Colposcopy is “unwarranted and leads to unnecessary intervention, morbidity, and cost,” said Anna-Barbara Moscicki, M.D., and her associates at the University of California, San Francisco.
Of 187 patients aged 13-22 years who developed low-grade squamous intraepithelial lesions (LSIL), 61% were free of LSIL after 1 year, and 91% were free of LSIL at 3 years' follow-up.
Progression to high-grade disease occurred in 3% of the patients (Lancet 2004;364:1678-83).
The patients were part of a larger 10-year longitudinal study of human papilloma virus (HPV) infection.
The women were examined every 4 months by cytology, colposcopy, and HPV DNA status. Both prevalent and incident LSIL cases were included in the study, and regression was defined as having at least three consecutive normal Pap smears.
The investigators found no associations between LSIL regression and HPV status at baseline (time of the first LSIL), age, sexual behavior, contraceptive use, substance or cigarette use, or incident sexually transmitted infection.
Nor did they find any significant differences in rates or timing of regression between patients who underwent biopsy and those who didn't, nor between patients whose LSIL status was confirmed by histology and those with LSIL confirmed by a normal biopsy.
The investigators did find that patients' current HPV status—rather than their baseline status—was important. A negative HPV test at a subsequent visit “shows a good likelihood that LSIL has regressed,” which suggests that HPV testing “could be helpful in monitoring LSIL,” they said.
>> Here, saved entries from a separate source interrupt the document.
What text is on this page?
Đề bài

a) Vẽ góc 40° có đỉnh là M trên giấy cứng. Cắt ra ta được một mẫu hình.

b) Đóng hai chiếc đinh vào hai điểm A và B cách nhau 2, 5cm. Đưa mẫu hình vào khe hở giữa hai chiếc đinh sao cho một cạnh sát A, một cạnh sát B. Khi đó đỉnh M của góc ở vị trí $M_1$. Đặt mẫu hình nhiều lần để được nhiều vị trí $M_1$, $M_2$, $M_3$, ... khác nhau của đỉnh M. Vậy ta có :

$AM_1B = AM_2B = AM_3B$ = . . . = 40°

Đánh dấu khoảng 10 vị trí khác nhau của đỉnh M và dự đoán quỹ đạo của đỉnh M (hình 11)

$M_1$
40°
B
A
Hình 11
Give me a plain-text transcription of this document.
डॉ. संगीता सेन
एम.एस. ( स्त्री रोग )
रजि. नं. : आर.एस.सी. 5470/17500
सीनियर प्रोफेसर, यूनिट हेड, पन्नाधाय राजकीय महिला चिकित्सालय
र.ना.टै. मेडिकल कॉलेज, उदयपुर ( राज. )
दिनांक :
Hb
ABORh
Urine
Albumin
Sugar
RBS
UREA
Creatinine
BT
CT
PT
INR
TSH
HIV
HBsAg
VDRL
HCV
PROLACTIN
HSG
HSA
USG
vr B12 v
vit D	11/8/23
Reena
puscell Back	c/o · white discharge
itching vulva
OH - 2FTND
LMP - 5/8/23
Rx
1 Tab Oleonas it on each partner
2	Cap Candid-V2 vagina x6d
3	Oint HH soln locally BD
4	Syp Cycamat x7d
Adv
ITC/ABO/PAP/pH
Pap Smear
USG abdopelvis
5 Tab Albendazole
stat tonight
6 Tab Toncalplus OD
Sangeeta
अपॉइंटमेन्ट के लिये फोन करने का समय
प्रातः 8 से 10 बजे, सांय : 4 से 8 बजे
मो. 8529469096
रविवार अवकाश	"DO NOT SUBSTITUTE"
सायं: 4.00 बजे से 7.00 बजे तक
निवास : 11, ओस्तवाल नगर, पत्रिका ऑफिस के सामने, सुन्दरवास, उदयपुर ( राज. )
In addition, the findings suggest that the persistence of multiple HPV types slows rates of regression, but this needs to be examined more closely. More study is also needed to better define appropriate screening strategies, Dr. Moscicki and her associates said.
The findings are similar to those of a smaller study from Brazil, published in 2003 in the Journal of the National Cancer Institute, in which an estimated 92%-95% of cases regressed within 24 months, and 5%-6% progressed, according to Anne Szarewski and Peter Sasieni of Cancer Research UK.
“It is becoming increasingly clear that LSIL is a transient manifestation of HPV infection that will only rarely progress to HSIL,” they wrote in an accompanying editorial (Lancet [in press]). “Since there is no point in treating LSIL in young women … we see absolutely no role for colposcopy in adolescents as part of routine management,” they concluded.